Maka benarlah pendapat Jumhur Ulama yang mengompromikan dalil-dalil tentang penghasilan tukang bekam yang kelihatannya bertentangan. Hadis-hadis yang menunjukkan larangan mencari penghasilan dari bekam atau menerima upah bekam dialihkan dari hukum haram menjadi makruh, karena ada hadis-hadis lain yang menunjukkan, bahwa Rasulullah ﷺ pernah berbekam, dan memberi upah kepada orang yang membekam beliau ﷺ.

Namun perlu diberi garis tegas, walaupun mencari penghasilan dari bekam tidak haram, ulama menganggap penghasilan tersebut merupakan penghasilan yang hina dan rendah.
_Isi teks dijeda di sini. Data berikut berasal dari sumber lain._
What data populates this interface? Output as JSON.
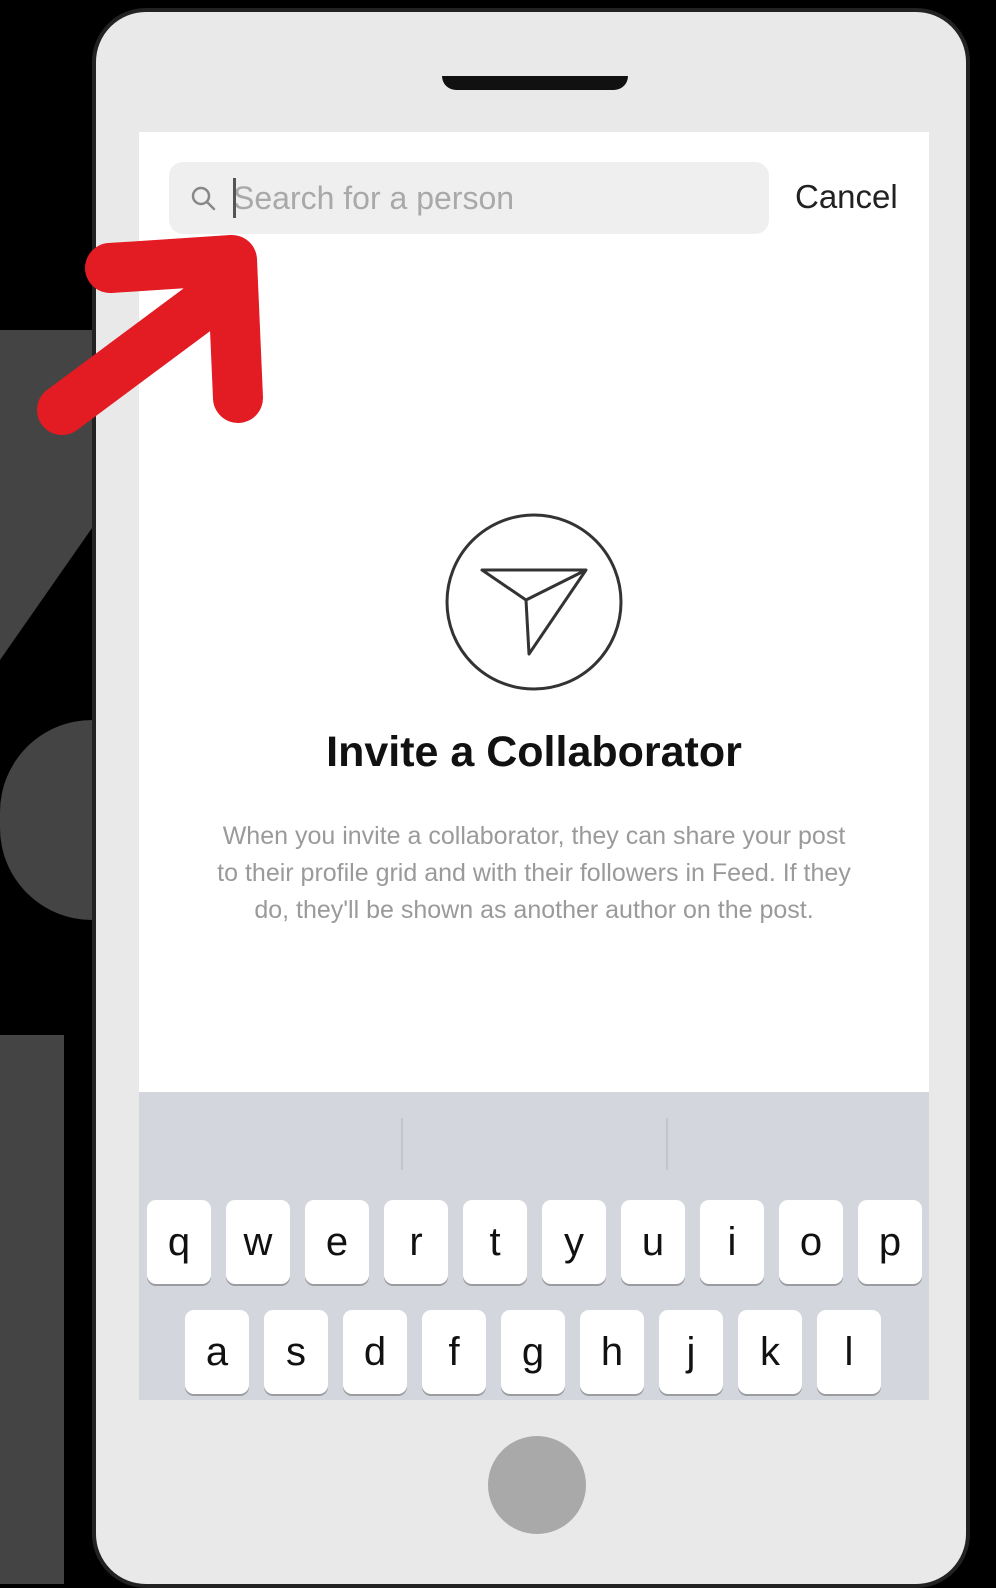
{
  "search": {
    "placeholder": "Search for a person",
    "cancel_label": "Cancel"
  },
  "invite": {
    "title": "Invite a Collaborator",
    "description": "When you invite a collaborator, they can share your post to their profile grid and with their followers in Feed. If they do, they'll be shown as another author on the post."
  },
  "keyboard": {
    "row1": [
      "q",
      "w",
      "e",
      "r",
      "t",
      "y",
      "u",
      "i",
      "o",
      "p"
    ],
    "row2": [
      "a",
      "s",
      "d",
      "f",
      "g",
      "h",
      "j",
      "k",
      "l"
    ]
  },
  "colors": {
    "annotation_arrow": "#e31b23",
    "keyboard_bg": "#d3d6dc",
    "phone_body": "#e9e9e9"
  },
  "icons": {
    "search": "search-icon",
    "invite": "paper-plane-icon",
    "annotation": "red-arrow-icon"
  }
}
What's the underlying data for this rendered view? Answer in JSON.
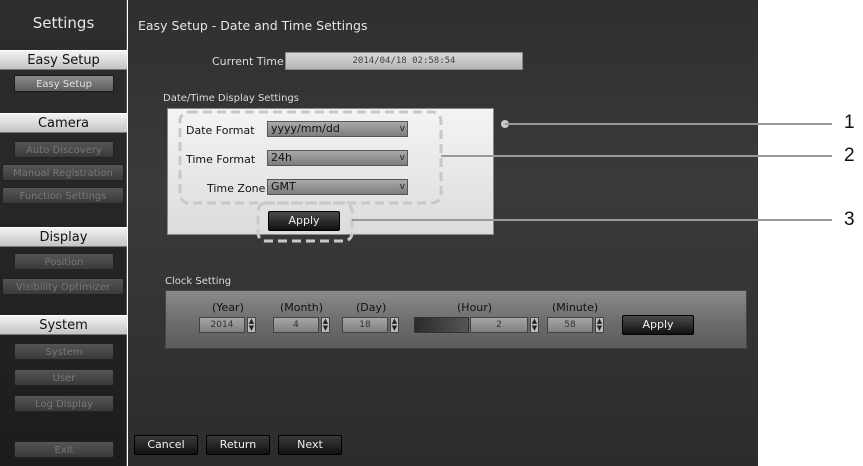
{
  "sidebar": {
    "title": "Settings",
    "sections": [
      {
        "heading": "Easy Setup",
        "items": [
          "Easy Setup"
        ]
      },
      {
        "heading": "Camera",
        "items": [
          "Auto Discovery",
          "Manual Registration",
          "Function Settings"
        ]
      },
      {
        "heading": "Display",
        "items": [
          "Position",
          "Visibility Optimizer"
        ]
      },
      {
        "heading": "System",
        "items": [
          "System",
          "User",
          "Log Display"
        ]
      }
    ],
    "exit_label": "Exit"
  },
  "main": {
    "title": "Easy Setup - Date and Time Settings",
    "current_time_label": "Current Time",
    "current_time_value": "2014/04/18 02:58:54",
    "display_settings": {
      "heading": "Date/Time Display Settings",
      "date_format_label": "Date Format",
      "date_format_value": "yyyy/mm/dd",
      "time_format_label": "Time Format",
      "time_format_value": "24h",
      "time_zone_label": "Time Zone",
      "time_zone_value": "GMT",
      "apply_label": "Apply"
    },
    "clock": {
      "heading": "Clock Setting",
      "year_label": "(Year)",
      "year_value": "2014",
      "month_label": "(Month)",
      "month_value": "4",
      "day_label": "(Day)",
      "day_value": "18",
      "hour_label": "(Hour)",
      "hour_value": "2",
      "minute_label": "(Minute)",
      "minute_value": "58",
      "apply_label": "Apply"
    },
    "buttons": {
      "cancel": "Cancel",
      "return": "Return",
      "next": "Next"
    }
  },
  "callouts": {
    "one": "1",
    "two": "2",
    "three": "3"
  },
  "icons": {
    "dropdown": "chevron-down-icon",
    "spinner": "up-down-arrows-icon"
  }
}
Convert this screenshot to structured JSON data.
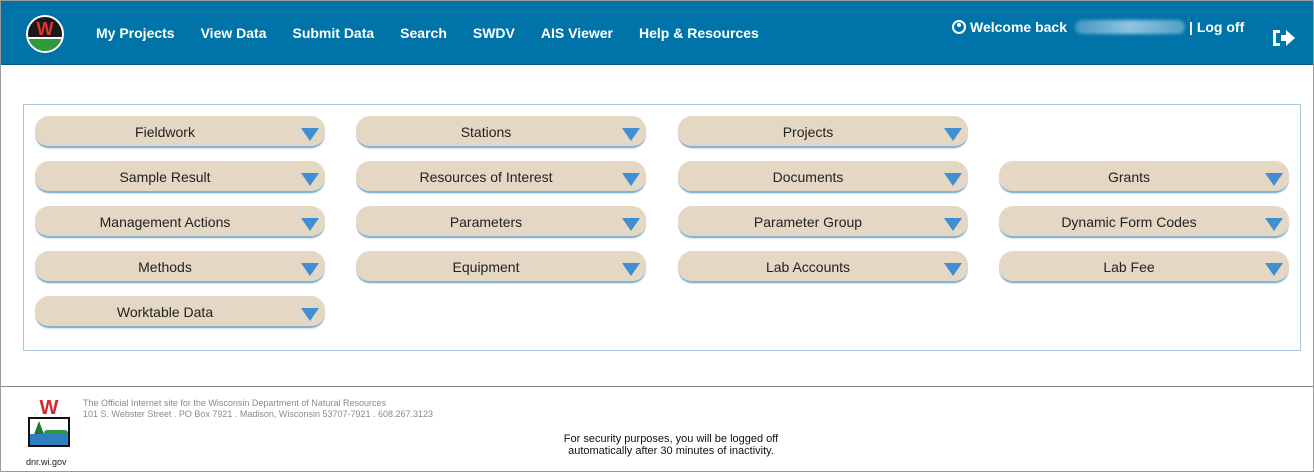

Tidak seharusnya seorang Muslim mencari penghasilan dengan hal tersebut, kecuali dia sangat membutuhkannya.

Lalu bagaimana dengan klinik-klinik bekam yang ada sekarang? Manfaatnya kan jelas untuk menyebarkan pengobatan yang dianjurkan oleh Nabi ﷺ, dan ini adalah perkara yang mustahab (baik)? Lalu, kalau tidak mengambil keuntungan dari usaha klinik tersebut, kan rugi waktu, tenaga dan finansial? Untuk menjawab pertanyaan-pertanyaan ini, akan kami kutip fatwa dari Syaikh Muhammad ibn Shalih al-‘Utsaimin rahimahullah sebagai berikut: [Fatwa Syaikh ‘Utsaimin rahimahullah saya kutip dari buku “Rahasia Kesuksesan Bekam, Agar Bekam Menjadi Baik”, penerbit Pustaka an-Nabawi, Surabaya]

“Meski tidak haram, upah bekam adalah khabits (jelek). Oleh sebab itu, sebaiknya tukang bekam mengerjakan bekam sebagai amalan Tathawwu’ (Sunnah), dan mengerjakannya sebagai sedekah bagi saudaranya, karena dengan bekam, dia menyelamatkan saudaranya dari kerusakan dan kebinasaan.”

Semoga bermanfaat.

Wallahu a’lam bish shawwab wa huwa waliyyut taufiq.